Where will the Super PACS go to celebrate tonight? Will the billionaires be dancing tonight because their hidden millions put their candidate over the top?
Or will it just be a quiet phone call to remind the newly elected what they owe and to whom?
Either way, as my favorite philosopher and former medical examiner George Pacheco used to say: "It goes like this for a while and then it gets worse."
If all politics is local, then the big local Super PAC is the Pacific Resource Partnership, which has spent an estimated $3 million in negative ads attacking the reputation of former Gov. Ben Cayetano.
The front man for PRP is John White, its executive director. He is an unsuccessful City Council candidate and former political operative for the late Duke Bainum and U.S. Rep. Mazie Hirono. With his concurrence and the guidance of several public relations and political consulting firms, PRP has managed to change Hawaii’s political landscape.
"Its false, secretly funded, $3-million-plus character attack on candidate Cayetano gambles that more voters will be fooled or just turn away from voting than will vote against that extreme negativity," said former U.S. Rep. Ed Case, a Cayetano-for-mayor supporter.

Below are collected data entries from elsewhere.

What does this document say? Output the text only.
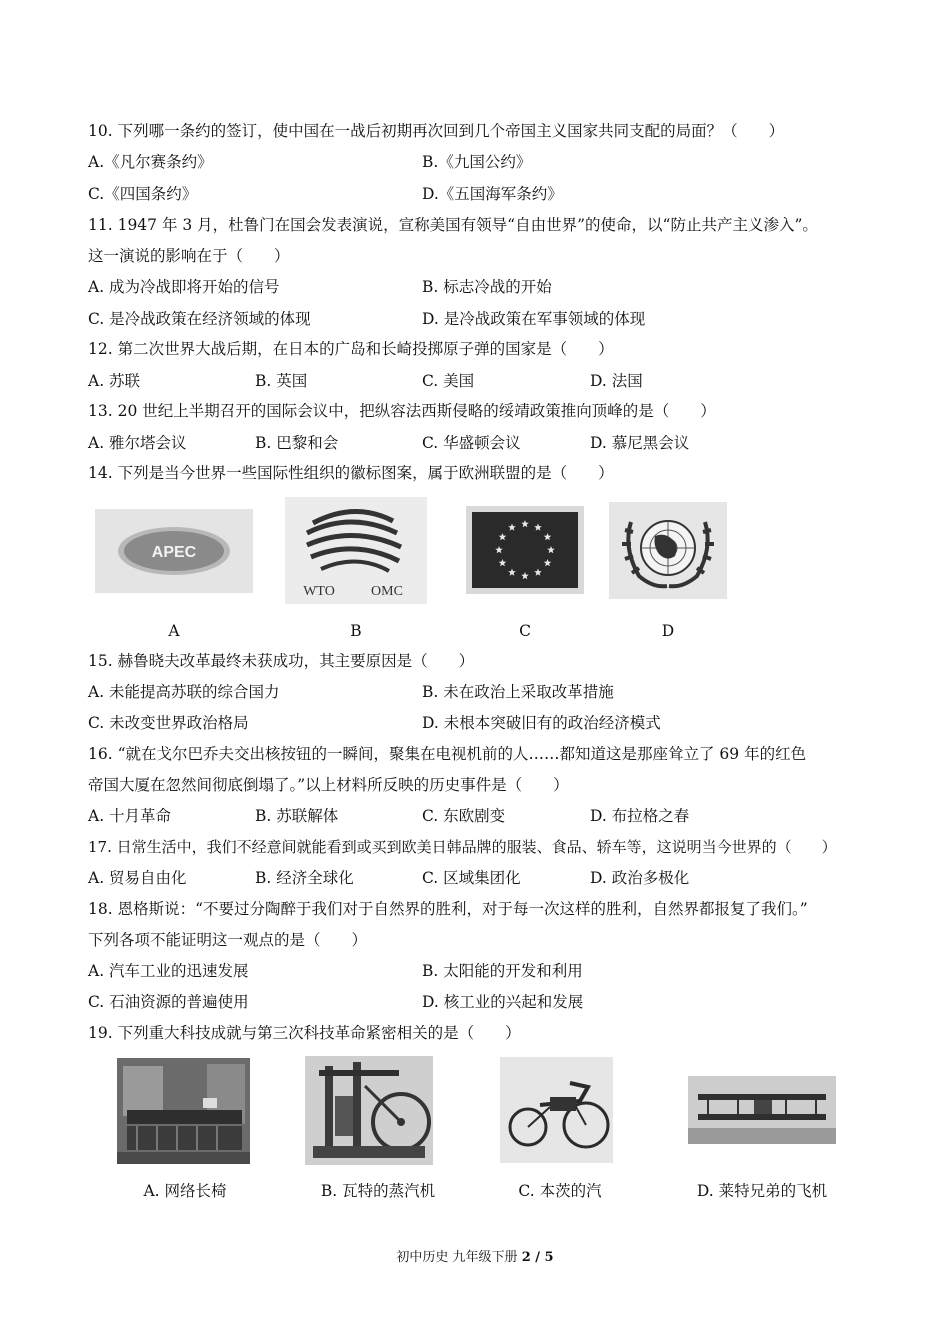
10. 下列哪一条约的签订，使中国在一战后初期再次回到几个帝国主义国家共同支配的局面？（　　）
A.《凡尔赛条约》	B.《九国公约》
C.《四国条约》	D.《五国海军条约》
11. 1947 年 3 月，杜鲁门在国会发表演说，宣称美国有领导“自由世界”的使命，以“防止共产主义渗入”。
这一演说的影响在于（　　）
A. 成为冷战即将开始的信号	B. 标志冷战的开始
C. 是冷战政策在经济领域的体现	D. 是冷战政策在军事领域的体现
12. 第二次世界大战后期，在日本的广岛和长崎投掷原子弹的国家是（　　）
A. 苏联	B. 英国	C. 美国	D. 法国
13. 20 世纪上半期召开的国际会议中，把纵容法西斯侵略的绥靖政策推向顶峰的是（　　）
A. 雅尔塔会议	B. 巴黎和会	C. 华盛顿会议	D. 慕尼黑会议
14. 下列是当今世界一些国际性组织的徽标图案，属于欧洲联盟的是（　　）
APEC
WTO	OMC
A	B	C	D
15. 赫鲁晓夫改革最终未获成功，其主要原因是（　　）
A. 未能提高苏联的综合国力	B. 未在政治上采取改革措施
C. 未改变世界政治格局	D. 未根本突破旧有的政治经济模式
16. “就在戈尔巴乔夫交出核按钮的一瞬间，聚集在电视机前的人……都知道这是那座耸立了 69 年的红色
帝国大厦在忽然间彻底倒塌了。”以上材料所反映的历史事件是（　　）
A. 十月革命	B. 苏联解体	C. 东欧剧变	D. 布拉格之春
17. 日常生活中，我们不经意间就能看到或买到欧美日韩品牌的服装、食品、轿车等，这说明当今世界的（　　）
A. 贸易自由化	B. 经济全球化	C. 区域集团化	D. 政治多极化
18. 恩格斯说：“不要过分陶醉于我们对于自然界的胜利，对于每一次这样的胜利，自然界都报复了我们。”
下列各项不能证明这一观点的是（　　）
A. 汽车工业的迅速发展	B. 太阳能的开发和利用
C. 石油资源的普遍使用	D. 核工业的兴起和发展
19. 下列重大科技成就与第三次科技革命紧密相关的是（　　）
A. 网络长椅	B. 瓦特的蒸汽机	C. 本茨的汽	D. 莱特兄弟的飞机
初中历史 九年级下册 2 / 5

No amount of public shaming will get PRP to stop its tactics, especially if after tonight’s election it proves that carpet bombing political stink bombs does the job.
Politicians and political consultants say negative campaigning usually works. It is a truism in local politics that Hawaii’s political discussion does not get nasty as fast as it does in mainland markets where the actors are anonymous. You just aren’t going to tell lies about someone who you are likely to be standing next to at Longs.
Now, thanks to the Citizens United Supreme Court decision, Super PACS can drive their own political campaign without ever disclosing where the money came from. Super PACS, like PRP, don’t have to say where they got their money, who gave, when they gave or how much money they have.
Now any faceless billionaire can play in Hawaii waters. And they are.
Records show that the Fund for Freedom Committee, linked to the Republican Governors Association, put $335,000 in local advertising for former Gov. Linda Lingle’s Senate campaign. Also, Citizens for a Working America sponsored the glossy multipage Lingle brochure that even features Lingle with President Barack Obama.
That Super PAC probably wasn’t looking for pictures of the Hawaii-born president when it ran ads for Rep. Michele Bachman, R-Minn..
Lingle’s campaign fires back that Majority PAC is running big advertising campaigns against Lingle. According to OpenSecrets.org, Majority PAC is getting some of its money from Democrats, including film producer Steve Bing and liberal investor George Soros.
None of this is good for local political values or even local politicians, but there is little that can be done.
After the last campaign trolley has been ridden and the last email blast delivered, what is more likely is this: If an issue is worth enough money or has national impact, Hawaii’s vote will be for sale to the highest anonymous bidder.